Gray returned to the window. “Because of the breakwater around Utopia, the same as can be seen out the window surrounding the palm islands.”

He fogged the glass again with a hard breath and filled in the rest of his map of Utopia, drawing in a crescent breakwater around the starfish-shaped island.

“A moon and a star,” Gray said, poking at the symbols.

A gasp rose from Seichan.

Kowalski swore.

Tucker shrugged. “I don’t get it.”

Gray glanced at him, remembering the man knew nothing about the Guild. “It’s the root symbol for a shadowy organization, one that’s committed acts of terrorism around the world. The director already suspected this group might be behind Amanda’s kidnapping.”

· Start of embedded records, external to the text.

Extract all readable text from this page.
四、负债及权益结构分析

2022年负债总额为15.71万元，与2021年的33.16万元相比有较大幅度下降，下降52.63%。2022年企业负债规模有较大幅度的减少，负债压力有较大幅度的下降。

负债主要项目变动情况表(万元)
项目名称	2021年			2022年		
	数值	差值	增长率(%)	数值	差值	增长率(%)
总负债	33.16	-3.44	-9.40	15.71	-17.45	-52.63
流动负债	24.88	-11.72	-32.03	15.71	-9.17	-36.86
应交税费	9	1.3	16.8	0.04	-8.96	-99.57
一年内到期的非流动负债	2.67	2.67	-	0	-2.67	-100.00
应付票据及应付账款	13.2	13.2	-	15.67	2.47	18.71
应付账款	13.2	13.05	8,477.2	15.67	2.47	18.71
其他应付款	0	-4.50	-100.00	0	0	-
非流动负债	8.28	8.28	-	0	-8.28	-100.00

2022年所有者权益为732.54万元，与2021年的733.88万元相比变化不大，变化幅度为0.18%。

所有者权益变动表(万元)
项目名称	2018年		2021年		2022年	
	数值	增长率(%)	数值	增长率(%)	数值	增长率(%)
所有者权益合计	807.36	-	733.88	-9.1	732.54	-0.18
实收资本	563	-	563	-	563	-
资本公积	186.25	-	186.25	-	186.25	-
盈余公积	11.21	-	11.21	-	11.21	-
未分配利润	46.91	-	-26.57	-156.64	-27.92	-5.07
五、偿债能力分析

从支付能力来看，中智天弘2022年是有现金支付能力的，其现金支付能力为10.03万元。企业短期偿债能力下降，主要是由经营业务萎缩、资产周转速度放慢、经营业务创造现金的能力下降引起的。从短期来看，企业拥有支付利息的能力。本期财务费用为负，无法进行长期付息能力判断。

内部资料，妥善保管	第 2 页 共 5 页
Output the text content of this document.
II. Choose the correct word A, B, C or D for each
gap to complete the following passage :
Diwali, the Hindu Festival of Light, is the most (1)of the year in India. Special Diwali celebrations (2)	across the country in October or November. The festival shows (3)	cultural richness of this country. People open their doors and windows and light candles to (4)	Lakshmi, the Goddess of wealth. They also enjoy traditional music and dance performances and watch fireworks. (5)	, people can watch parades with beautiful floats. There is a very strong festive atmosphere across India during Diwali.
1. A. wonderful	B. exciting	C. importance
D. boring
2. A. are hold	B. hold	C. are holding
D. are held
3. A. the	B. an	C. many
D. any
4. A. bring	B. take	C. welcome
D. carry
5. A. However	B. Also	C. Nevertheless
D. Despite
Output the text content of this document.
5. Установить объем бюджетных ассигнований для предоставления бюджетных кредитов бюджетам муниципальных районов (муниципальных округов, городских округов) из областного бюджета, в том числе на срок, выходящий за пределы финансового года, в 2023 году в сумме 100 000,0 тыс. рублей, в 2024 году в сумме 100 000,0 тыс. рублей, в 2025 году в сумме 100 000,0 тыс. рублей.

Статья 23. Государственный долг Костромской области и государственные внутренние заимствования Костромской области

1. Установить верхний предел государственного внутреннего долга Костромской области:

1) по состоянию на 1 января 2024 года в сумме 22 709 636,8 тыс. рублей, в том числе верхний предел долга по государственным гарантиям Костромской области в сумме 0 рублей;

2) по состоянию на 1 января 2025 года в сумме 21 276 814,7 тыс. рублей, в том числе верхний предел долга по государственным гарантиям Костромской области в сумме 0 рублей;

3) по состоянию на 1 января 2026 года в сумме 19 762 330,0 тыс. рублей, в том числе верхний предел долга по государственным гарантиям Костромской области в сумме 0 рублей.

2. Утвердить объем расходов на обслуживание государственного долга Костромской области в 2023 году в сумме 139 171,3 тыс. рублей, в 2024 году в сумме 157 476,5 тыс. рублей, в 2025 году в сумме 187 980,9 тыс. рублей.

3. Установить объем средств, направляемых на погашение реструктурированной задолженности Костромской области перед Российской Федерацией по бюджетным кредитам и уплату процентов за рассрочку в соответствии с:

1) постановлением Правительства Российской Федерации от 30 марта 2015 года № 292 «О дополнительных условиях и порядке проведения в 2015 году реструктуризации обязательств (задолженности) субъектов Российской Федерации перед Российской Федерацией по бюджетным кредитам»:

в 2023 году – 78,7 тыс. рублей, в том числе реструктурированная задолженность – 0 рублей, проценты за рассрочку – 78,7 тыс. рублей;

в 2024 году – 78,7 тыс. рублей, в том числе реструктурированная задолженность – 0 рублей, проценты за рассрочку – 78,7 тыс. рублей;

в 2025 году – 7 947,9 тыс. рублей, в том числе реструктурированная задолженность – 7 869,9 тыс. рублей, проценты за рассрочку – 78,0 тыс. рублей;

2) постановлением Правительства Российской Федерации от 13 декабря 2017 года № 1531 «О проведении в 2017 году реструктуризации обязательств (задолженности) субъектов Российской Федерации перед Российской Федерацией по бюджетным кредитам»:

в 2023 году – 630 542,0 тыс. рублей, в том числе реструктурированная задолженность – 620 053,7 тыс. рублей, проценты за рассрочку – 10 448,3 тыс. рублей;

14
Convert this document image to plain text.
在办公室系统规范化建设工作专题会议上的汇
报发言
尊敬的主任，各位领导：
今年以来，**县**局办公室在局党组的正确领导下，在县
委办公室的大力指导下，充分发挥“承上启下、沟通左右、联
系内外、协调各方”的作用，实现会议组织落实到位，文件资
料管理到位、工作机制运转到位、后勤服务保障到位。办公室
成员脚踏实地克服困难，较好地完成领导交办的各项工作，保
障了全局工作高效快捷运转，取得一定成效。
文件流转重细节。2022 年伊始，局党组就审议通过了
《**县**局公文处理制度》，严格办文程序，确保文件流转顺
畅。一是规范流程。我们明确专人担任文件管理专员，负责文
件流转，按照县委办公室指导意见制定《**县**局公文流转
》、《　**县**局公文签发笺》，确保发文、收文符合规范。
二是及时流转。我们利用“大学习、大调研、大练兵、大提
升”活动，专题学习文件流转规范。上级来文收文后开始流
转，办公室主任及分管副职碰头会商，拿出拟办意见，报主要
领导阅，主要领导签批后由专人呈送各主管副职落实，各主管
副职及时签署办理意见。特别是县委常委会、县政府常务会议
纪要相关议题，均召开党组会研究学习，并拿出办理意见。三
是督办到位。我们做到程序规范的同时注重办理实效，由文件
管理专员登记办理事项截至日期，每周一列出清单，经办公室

“Now you tell me,” Kowalski grumbled. “If I’d known that, I would’ve sat this one out.”

Tucker still shook his head. “The crescent and the moon. You can find that emblem on most Arab national flags. The Emirates is an Islamic country. The design of the islands might simply be representing that Muslim symbol.”

Painter agreed. “He’s right, Gray. But you’ve convinced me enough that the island is worth investigating. I’ve ordered a team to assemble an intelligence brief on the place. I already pulled a picture off the Web, photos showing the towers under construction on the main island. Impressive. Several are already occupied by businesses, with the remainder of the spaces nailed down by corporations from around the world. From what I’m seeing, security is tight around that island.”

“That’s why I wanted to head out there tonight. Go in dark.”

“No good.” It sounded like Painter was reading from a report. “They’ve got a radar-monitoring system that circles the entire island. They’ll know you’re approaching from a mile away.”